Questions are the cornerstone of understanding—a necessary stop on the road to knowledge—and although a class that asks no questions is occasionally indicative of a "home run" lesson plan, more often times than not this lack of inquiries results from misunderstandings and an unwillingness to voice these misunderstandings due to the risk of being embarrassed.


Educational games eliminate this learning obstacle entirely. When one student answers a question incorrectly (or otherwise fails to meet the game's objectives and goals), the classroom's relaxed environment will allow the individual (and well as other pupils) to request an explanation. There aren't any statistics or studies that support this statement—a survey of this nature would be difficult to conduct and quantify—but logic and a basic understanding of students' motivations indicate that the fundamental idea is accurate.


When students feel comfortable, they ask questions; and when students ask questions, they are better able to learn and understand material. Incidentally, educational games aid learning, questions, and comfort.


Potential Pitfalls of Educational Games


Some skeptical educators—those who might be open to using educational games to teach, but who aren't entirely convinced—may well argue that the risks of these games far outweigh the benefits.


This argument couldn't be further from the truth.


The truth, in fact, is that educational games bring with them virtually no pitfalls. Of course, classes could become a bit too loud during particularly riveting games, and transitioning from games to traditional lessons could prove difficult. But taken as a whole, with respect to the positives and advantages of educational games, these drawbacks are minimal.

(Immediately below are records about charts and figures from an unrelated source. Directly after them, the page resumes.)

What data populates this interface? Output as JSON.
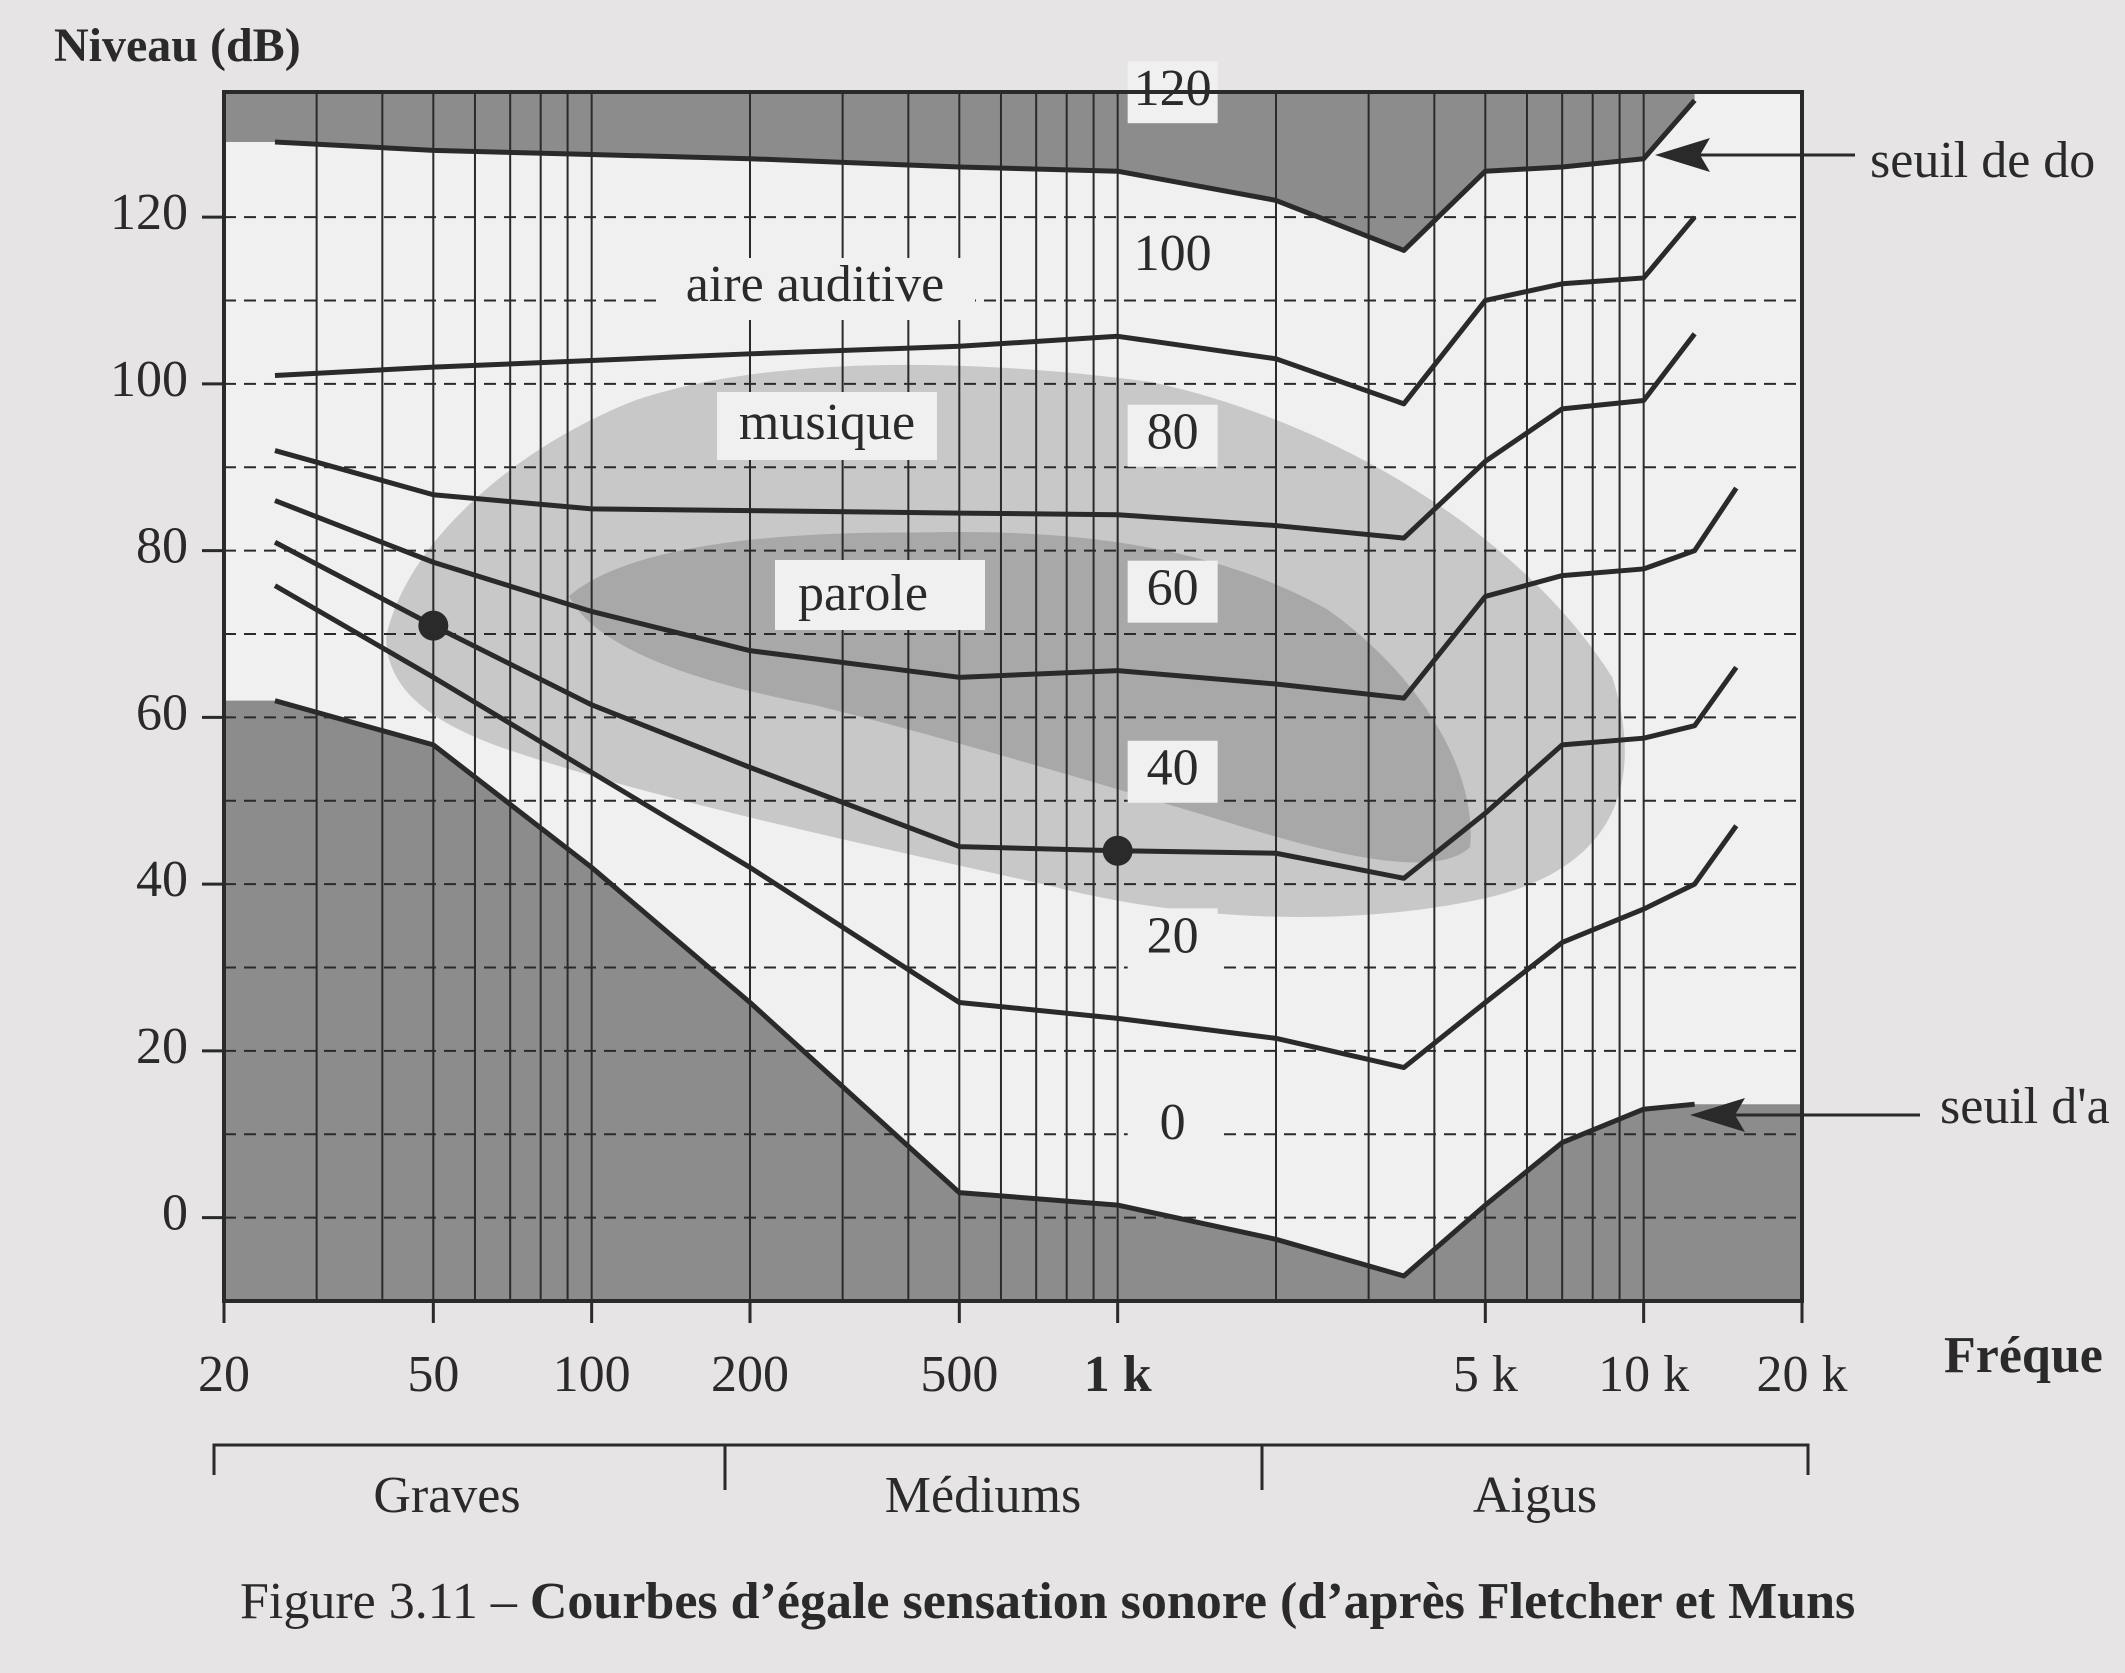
{
  "chart_data": {
    "type": "line",
    "caption_prefix": "Figure 3.11 –",
    "title": "Courbes d’égale sensation sonore (d’après Fletcher et Muns",
    "y_label": "Niveau (dB)",
    "x_label": "Fréque",
    "log_x": true,
    "grid": true,
    "color": "#2a2a2a",
    "x": [
      25,
      50,
      100,
      200,
      500,
      1000,
      2000,
      3500,
      5000,
      7000,
      10000,
      12500,
      15000
    ],
    "series": [
      {
        "name": "120",
        "color": "#2a2a2a",
        "values": [
          129,
          128,
          127.5,
          127,
          126,
          125.5,
          122,
          116,
          125.5,
          126,
          127,
          134,
          null
        ]
      },
      {
        "name": "100",
        "color": "#2a2a2a",
        "values": [
          101,
          102,
          102.8,
          103.6,
          104.5,
          105.7,
          103,
          97.6,
          110,
          112,
          112.7,
          120,
          null
        ]
      },
      {
        "name": "80",
        "color": "#2a2a2a",
        "values": [
          92,
          86.7,
          85,
          84.8,
          84.5,
          84.3,
          83,
          81.5,
          90.7,
          97,
          98,
          106,
          null
        ]
      },
      {
        "name": "60",
        "color": "#2a2a2a",
        "values": [
          86,
          78.6,
          72.7,
          68,
          64.8,
          65.6,
          64,
          62.3,
          74.5,
          77,
          77.8,
          80,
          87.5
        ]
      },
      {
        "name": "40",
        "color": "#2a2a2a",
        "values": [
          81,
          71,
          61.5,
          54,
          44.5,
          44,
          43.7,
          40.7,
          48.5,
          56.7,
          57.5,
          59,
          66
        ]
      },
      {
        "name": "20",
        "color": "#2a2a2a",
        "values": [
          75.8,
          64.8,
          53.4,
          42,
          25.8,
          23.9,
          21.5,
          18,
          25.8,
          33,
          37,
          40,
          47
        ]
      },
      {
        "name": "0",
        "color": "#2a2a2a",
        "values": [
          62,
          56.7,
          42,
          25.8,
          3,
          1.5,
          -2.6,
          -7,
          1.5,
          9,
          13,
          13.6,
          null
        ]
      }
    ],
    "points": {
      "x": [
        50,
        1000
      ],
      "y": [
        71,
        44
      ]
    },
    "xlim": [
      20,
      20000
    ],
    "ylim": [
      -10,
      135
    ],
    "xticks": [
      20,
      50,
      100,
      200,
      500,
      {
        "value": 1000,
        "label": "1 k"
      },
      {
        "value": 5000,
        "label": "5 k"
      },
      {
        "value": 10000,
        "label": "10 k"
      },
      {
        "value": 20000,
        "label": "20 k"
      }
    ],
    "yticks": [
      0,
      20,
      40,
      60,
      80,
      100,
      120
    ],
    "regions": [
      "aire auditive",
      "musique",
      "parole"
    ],
    "annotations": [
      "seuil de do",
      "seuil d'a"
    ],
    "bands": [
      "Graves",
      "Médiums",
      "Aigus"
    ]
  }
}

Moreover, educational games enhance students' trust in educators, and trust has been proven to be an integral ingredient in the recipe for learning success. Teachers who take the time to make the classroom more accessible and pleasant are likely to foster more profound professional relationships with students, and over time, this point, in coordination with a no-judgment style of educating, is sure to improve students' understanding.


Some questions can prove hard to answer, but educators are probably aware of how comparatively damaging the questions that aren't asked can be. When they're properly administered, educational games don't have any pitfalls; the questions and conversations they evoke only stand to amplify the quality of learning in the long term.


The Bottom Line


The bottom line is that there's never been a better time than today for educators to encourage learning by bringing games into the classroom. Contemporary students don't just turn to games for entertainment during school hours; they turn to games for entertainment during all hours of the day, and by robbing students of this interactive outlet, teachers are all but asking for their traditional lessons—valuable and well-thought though they may be—to be ignored.


The best part of all is that longtime teachers—and particularly those who aren't sold on educational games—don't have to turn their lessons upside down. Small, incremental, result-based changes can be implemented, and over time, if these changes are made as results are produced, a dramatically different and more efficient classroom will be created.